En perte de vitesse, le texto réussira-t-il à se moderniser face à Google et Apple ?
Imaginé au cours des années 1980 comme un protocole d’échange de texte aux fonctionnalités restreintes, le SMS est aujourd’hui obsolète face aux messageries instantanées, et sa modernisation est coincée depuis des années entre les intérêts divergents de Google et Apple.

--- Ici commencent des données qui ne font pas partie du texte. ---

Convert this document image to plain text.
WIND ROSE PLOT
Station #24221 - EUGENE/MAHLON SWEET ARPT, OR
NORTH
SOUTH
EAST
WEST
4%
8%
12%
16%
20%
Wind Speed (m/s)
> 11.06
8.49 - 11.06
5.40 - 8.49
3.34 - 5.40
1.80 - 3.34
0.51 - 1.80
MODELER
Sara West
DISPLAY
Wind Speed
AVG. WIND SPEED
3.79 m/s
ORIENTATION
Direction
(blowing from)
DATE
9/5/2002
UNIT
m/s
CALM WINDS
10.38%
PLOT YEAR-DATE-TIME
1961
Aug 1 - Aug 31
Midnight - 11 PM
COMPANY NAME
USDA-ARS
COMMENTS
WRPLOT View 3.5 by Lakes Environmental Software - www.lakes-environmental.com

Les deux géants des appareils mobiles détiennent chacun une application permettant d’échanger des messages. iMessage est depuis 2011 le service privilégié pour les détenteurs d’iPhones, tandis que Google Messages est promu depuis 2014 pour les utilisateurs d’Android et notamment sur les derniers smartphones Samsung. Entre utilisateurs du même type de téléphones, les messages accompagnés d’images, d’émojis ou autres fonctionnalités multimédias transitent par les serveurs des deux sociétés. iMessage (depuis l’origine) et Google Messages (depuis 2021) permettent aussi de chiffrer les communications entre l’expéditeur et le destinataire, une fonctionnalité en faveur de la protection de la vie privée popularisée par les applications de messageries WhatsApp (groupe Meta), Telegram ou Signal.
En revanche, entre un appareil Apple et Google, les messages sont envoyés en clair, via le protocole SMS, ou MMS s’il sont accompagnés d’images. Et ils sont signalés par une coche verte sur iMessage, par la mention «SMS» sur Google Messages. Pour Hiroshi Lockheimer, vice-président de Google en charge des systèmes Android et Chrome, la faute revient à la marque à la pomme. « Nous ne demandons pas à Apple de rendre iMessage disponible sur Android. Nous demandons à Apple de prendre en charge la norme industrielle pour la messagerie moderne (RCS) dans iMessage, tout comme ils prennent en charge les anciennes normes SMS/MMS », a-t-il écrit en début d’année sur Twitter.
Appels vidéo
Selon lui, l’utilisation de la norme RCS (pour Rich Communication Services), mise en œuvre par Google depuis 2019 en partenariat avec les opérateurs télécoms, permettrait « d’améliorer l’expérience à la fois pour les utilisateurs d’iOS et d’Android ». Déjà ancienne – elle a été définie en 2008 par l’organisation internationale GSM Association – la norme RCS permet d’envoyer toute sorte de documents, de discuter en groupe, de recevoir des accusés de réception ou un indicateur de saisie, de passer des appels vidéo. L’appareil utilise pour cela internet en plus du réseau GSM. « Il est temps qu’Apple répare les textos », a insisté Google cet été, en essayant de mettre la pression sur son concurrent qu’il accuse de rendre ses usagers captifs de son écosystème. Mais Google tente aussi de son côté d’encourager l’utilisation des services de Jibe, une solution technique qui permet aux opérateurs de proposer cette messagerie enrichie. « Achetez-lui un iPhone », a répondu en plaisantant le PDG d’Apple Tim Cook, interrogé début septembre par un journaliste qui lui faisait part de problèmes de communication avec sa mère, qui utilise Android. « Je n’entends pas pour le moment nos utilisateurs nous demander de mettre beaucoup d’énergie dans ce domaine », a-t-il ajouté. Cette même année, l’Union européenne est parvenue à un accord sur le DMA, le règlement sur les marchés numériques, qui s’attaque aux pratiques anticoncurrentielles des géants de la tech. Selon ce nouveau texte qui rentrera en vigueur au printemps 2023, les grands services de messageries doivent trouver un moyen pour être interopérables, une promesse globale qui reste encore à concrétiser.